Guidance: compreende os aspectos de formação e direcionamento contínuo das pessoas para realização das suas atividades. A preocupação com esta disciplina é tornar todo seu time apto a entender arquitetura. A melhor maneira de criar um guidance é por meio de code-reviews e desenvolvimento em pares, tornando o tempo de produção também um tempo de formação.
Management:
é o porquê e o que fazer. Trata de questões que envolvem a visão macro da situação da arquitetura. Para isso, precisamos criar uma estrutura de gestão que nos permita compartilhar com os demais membros do time assuntos como riscos e roadmap, garantindo um melhor entendimento do contexto do projeto para todos.

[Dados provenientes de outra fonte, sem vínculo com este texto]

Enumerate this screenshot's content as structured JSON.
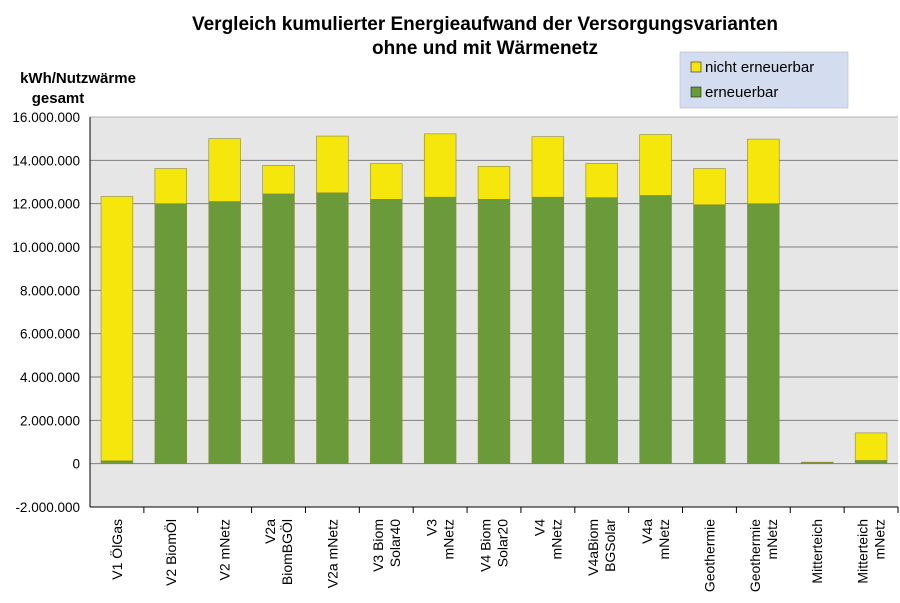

Para que você consiga manter a arquitetura sob controle, apoie-se nas ferramentas conhecidas. Não é necessário reinventar a roda, lembre-se de usar processos mais simples para fazer com que o ciclo de aprendizado e experimentação sejam bem-sucedidos. Realize retrospectivas, kaizens e PDCAs (Plan Do Check Act) constantemente. Ritos como estes são insumos valiosíssimos para alimentar o racional que você irá usar para definir os próximos passos de uma arquitetura evolutiva.
Por fim, não trabalhe para evoluir apenas a sua arquitetura ou produto, mas como profissional também em constante evolução.